Berlin Der Fall des baden-württembergischen AfD-Landtagsabgeordneten Gedeon, dem wegen antisemitischer Positionen der Fraktions- wie Parteiausschluss droht, legt die tiefen Gräben, die sich mittlerweile durch die Spitze der Bundespartei ziehen, schonungslos offen.

Jörg Meuthen, der die Stuttgarter AfD-Fraktion anführt und zugleich Co-Bundesvorsitzender ist, will Gedeon um jeden Preis loswerden und knüpfte sein politisches Schicksal daran, ob ihm seine Fraktionskollegen in dieser Frage folgen werden. Am Dienstag soll in Stuttgart über Gedeon abgestimmt werden.

Volle Rückendeckung erhält Meuthen von mindestens zehn führenden AfD-Politikern, darunter die Parteivizechefs Beatrix von Storch und Alexander Gauland sowie einige Vorstandsmitglieder wie Alice Weidel, André Poggenburg und Armin-Paul Hampel. „Wir stehen geschlossen hinter Jörg Meuthen“, schreibt von Storch auf ihrer Facebook-Seite.
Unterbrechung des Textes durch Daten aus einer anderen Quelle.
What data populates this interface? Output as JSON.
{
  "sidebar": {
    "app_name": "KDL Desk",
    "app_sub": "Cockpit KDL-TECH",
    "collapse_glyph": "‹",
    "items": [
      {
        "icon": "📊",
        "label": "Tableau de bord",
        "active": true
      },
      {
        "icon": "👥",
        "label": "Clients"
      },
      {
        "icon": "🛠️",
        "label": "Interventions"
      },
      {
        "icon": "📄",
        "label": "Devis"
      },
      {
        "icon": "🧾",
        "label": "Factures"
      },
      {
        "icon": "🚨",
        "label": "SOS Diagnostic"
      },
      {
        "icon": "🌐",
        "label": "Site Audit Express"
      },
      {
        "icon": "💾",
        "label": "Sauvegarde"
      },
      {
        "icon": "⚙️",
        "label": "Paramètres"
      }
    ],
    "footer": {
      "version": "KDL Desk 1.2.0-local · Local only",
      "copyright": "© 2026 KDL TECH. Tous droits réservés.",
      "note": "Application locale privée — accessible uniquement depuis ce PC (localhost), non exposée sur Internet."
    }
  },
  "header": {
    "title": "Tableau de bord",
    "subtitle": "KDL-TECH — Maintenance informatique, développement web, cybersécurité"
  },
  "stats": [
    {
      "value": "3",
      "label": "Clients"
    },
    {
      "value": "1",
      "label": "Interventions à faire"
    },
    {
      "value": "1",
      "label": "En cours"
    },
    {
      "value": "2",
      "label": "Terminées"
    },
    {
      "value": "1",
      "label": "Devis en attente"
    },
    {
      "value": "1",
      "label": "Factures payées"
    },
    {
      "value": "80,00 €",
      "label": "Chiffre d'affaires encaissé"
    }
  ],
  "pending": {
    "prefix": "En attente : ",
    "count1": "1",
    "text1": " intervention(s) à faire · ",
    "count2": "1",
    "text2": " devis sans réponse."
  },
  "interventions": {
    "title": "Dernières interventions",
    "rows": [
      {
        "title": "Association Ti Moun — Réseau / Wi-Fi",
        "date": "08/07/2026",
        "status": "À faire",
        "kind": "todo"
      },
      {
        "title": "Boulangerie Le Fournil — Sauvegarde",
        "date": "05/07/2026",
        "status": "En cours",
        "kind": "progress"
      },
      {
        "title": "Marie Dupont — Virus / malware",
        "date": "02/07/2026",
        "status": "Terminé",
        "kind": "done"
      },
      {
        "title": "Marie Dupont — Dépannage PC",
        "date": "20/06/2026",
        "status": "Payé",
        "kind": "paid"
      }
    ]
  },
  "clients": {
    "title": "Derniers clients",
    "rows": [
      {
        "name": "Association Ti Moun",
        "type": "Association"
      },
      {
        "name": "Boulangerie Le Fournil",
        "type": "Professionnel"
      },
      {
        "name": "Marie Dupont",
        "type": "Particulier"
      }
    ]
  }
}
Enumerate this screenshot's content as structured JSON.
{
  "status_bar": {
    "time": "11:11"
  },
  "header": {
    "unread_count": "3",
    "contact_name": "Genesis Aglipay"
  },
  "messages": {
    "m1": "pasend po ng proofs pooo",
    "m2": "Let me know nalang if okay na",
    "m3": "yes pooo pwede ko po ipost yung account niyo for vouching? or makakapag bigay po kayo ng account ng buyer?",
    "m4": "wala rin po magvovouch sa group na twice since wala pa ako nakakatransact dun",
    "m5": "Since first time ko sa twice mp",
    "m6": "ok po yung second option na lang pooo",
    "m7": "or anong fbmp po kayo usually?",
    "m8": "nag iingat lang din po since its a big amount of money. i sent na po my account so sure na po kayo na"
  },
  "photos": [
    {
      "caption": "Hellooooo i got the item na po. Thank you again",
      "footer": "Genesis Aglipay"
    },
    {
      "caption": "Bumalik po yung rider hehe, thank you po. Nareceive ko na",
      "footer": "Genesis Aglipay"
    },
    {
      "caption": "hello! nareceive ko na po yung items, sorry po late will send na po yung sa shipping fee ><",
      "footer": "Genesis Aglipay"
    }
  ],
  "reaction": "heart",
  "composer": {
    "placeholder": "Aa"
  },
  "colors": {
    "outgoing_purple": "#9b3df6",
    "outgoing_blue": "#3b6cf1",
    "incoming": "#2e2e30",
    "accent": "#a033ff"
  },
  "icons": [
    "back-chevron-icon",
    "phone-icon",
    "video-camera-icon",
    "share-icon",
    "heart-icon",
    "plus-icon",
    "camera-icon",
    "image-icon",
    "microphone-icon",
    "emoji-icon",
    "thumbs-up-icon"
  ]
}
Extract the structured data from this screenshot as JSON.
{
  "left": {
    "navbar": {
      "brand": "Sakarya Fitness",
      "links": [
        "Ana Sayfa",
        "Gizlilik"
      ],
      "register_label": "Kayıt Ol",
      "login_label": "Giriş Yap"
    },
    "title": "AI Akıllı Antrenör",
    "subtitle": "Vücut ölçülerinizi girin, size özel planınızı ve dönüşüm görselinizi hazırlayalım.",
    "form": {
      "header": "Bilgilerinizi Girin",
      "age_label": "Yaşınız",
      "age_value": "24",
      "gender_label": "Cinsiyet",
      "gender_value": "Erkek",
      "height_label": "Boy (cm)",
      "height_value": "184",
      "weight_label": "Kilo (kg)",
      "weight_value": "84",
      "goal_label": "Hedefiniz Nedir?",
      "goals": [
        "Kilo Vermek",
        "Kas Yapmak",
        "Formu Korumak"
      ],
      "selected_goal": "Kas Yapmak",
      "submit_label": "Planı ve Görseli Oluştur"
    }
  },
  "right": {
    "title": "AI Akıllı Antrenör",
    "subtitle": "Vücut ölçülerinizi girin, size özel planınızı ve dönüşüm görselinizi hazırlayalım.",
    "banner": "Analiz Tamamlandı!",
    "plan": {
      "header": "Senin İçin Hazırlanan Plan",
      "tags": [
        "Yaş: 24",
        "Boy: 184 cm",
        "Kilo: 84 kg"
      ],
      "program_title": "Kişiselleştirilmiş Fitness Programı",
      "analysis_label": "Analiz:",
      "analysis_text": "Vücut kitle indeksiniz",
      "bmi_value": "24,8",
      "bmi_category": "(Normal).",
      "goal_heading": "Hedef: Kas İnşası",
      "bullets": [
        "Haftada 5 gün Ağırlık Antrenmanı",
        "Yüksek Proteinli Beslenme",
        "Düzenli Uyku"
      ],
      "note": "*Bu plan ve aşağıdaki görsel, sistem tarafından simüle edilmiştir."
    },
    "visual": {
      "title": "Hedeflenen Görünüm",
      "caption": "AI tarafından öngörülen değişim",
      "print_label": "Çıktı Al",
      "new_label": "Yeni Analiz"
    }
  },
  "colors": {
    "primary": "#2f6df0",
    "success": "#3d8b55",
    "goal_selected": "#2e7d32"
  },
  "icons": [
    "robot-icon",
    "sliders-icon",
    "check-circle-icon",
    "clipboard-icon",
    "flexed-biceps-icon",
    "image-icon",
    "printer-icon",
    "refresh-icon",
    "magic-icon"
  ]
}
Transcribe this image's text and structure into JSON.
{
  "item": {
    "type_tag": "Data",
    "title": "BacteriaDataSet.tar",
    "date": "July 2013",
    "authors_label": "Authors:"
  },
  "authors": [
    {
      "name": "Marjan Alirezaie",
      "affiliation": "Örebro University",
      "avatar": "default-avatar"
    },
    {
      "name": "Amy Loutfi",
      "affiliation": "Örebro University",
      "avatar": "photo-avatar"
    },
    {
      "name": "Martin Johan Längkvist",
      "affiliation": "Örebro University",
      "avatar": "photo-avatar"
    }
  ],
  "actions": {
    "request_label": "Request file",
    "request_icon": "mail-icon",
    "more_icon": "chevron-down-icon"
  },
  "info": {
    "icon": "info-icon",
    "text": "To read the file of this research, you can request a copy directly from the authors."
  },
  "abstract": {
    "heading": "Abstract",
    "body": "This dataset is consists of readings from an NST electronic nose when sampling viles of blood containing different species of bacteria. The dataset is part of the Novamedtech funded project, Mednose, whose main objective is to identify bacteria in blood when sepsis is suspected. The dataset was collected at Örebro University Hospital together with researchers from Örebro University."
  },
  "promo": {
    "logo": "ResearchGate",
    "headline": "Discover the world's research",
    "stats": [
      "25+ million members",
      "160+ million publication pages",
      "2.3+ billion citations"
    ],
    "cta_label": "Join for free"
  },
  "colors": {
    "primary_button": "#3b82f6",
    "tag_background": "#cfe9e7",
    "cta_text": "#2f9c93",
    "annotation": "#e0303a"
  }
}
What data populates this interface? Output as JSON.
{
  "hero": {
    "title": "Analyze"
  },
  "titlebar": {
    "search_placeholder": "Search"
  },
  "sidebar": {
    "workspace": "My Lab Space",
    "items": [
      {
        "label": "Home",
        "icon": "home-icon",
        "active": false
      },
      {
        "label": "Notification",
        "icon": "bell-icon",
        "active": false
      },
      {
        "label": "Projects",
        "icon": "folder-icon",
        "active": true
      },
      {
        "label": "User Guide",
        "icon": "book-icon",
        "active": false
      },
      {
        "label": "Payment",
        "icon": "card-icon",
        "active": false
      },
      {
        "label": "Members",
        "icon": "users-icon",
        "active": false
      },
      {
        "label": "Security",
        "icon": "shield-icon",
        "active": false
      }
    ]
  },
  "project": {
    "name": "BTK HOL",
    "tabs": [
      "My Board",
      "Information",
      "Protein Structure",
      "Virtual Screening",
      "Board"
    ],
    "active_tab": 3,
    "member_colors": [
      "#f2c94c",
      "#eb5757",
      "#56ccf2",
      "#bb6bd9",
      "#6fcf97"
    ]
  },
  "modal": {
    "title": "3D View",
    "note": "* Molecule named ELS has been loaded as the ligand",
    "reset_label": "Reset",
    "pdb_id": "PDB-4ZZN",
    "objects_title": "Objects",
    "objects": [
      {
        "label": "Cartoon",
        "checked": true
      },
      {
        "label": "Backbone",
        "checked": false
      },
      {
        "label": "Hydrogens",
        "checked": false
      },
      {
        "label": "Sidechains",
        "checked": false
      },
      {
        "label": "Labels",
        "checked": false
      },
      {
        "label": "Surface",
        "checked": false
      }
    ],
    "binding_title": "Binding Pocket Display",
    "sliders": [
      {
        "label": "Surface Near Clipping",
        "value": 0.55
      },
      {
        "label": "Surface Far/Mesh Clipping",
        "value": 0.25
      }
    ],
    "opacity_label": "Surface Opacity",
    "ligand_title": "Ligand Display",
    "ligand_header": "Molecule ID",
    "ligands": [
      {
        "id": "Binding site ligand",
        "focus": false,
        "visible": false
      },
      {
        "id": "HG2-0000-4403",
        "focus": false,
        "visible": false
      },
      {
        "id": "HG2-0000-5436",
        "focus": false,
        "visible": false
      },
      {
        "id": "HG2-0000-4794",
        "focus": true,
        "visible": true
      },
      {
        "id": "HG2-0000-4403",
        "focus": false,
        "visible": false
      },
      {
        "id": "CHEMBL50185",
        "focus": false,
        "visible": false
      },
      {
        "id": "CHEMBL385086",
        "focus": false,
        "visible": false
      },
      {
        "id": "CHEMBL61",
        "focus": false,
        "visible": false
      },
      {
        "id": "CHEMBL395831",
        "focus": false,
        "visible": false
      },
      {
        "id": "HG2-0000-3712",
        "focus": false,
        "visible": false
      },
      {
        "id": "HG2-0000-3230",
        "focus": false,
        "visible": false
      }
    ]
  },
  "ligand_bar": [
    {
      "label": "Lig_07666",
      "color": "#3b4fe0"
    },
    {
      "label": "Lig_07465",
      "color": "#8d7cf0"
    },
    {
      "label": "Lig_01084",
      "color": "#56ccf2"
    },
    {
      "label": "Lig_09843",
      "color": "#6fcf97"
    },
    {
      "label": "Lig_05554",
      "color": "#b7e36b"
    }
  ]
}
Unter dem Satz prangt ein Bild mit den Konterfeis der Unterstützer. Darüber steht geschrieben: „Nein zu Antisemitismus!“ Und: „Antisemitismus hat keinen Platz in der AfD und auch nicht in unseren Fraktionen. Daher stehe wir uneingeschränkt hinter Jörg Meuthen und seinem konsequenten Kurs, diese rote Linie glaubwürdig zu ziehen.“

Nicht bei der Aktion dabei ist Meuthens Ko-Vorsitzende Frauke Petry. Vermutlich, weil sie dessen Vorgehen im Fall Gedeon für inakzeptabel hält. Auf ihrer Facebook-Seite machte sie eine Erklärung an alle Mitglieder öffentlich, in der sie Meuthen vorwirft, mit seiner öffentlichen Rückzugsdrohung einen Keil in die Stuttgarter AfD-Landtagsfraktion getrieben zu haben.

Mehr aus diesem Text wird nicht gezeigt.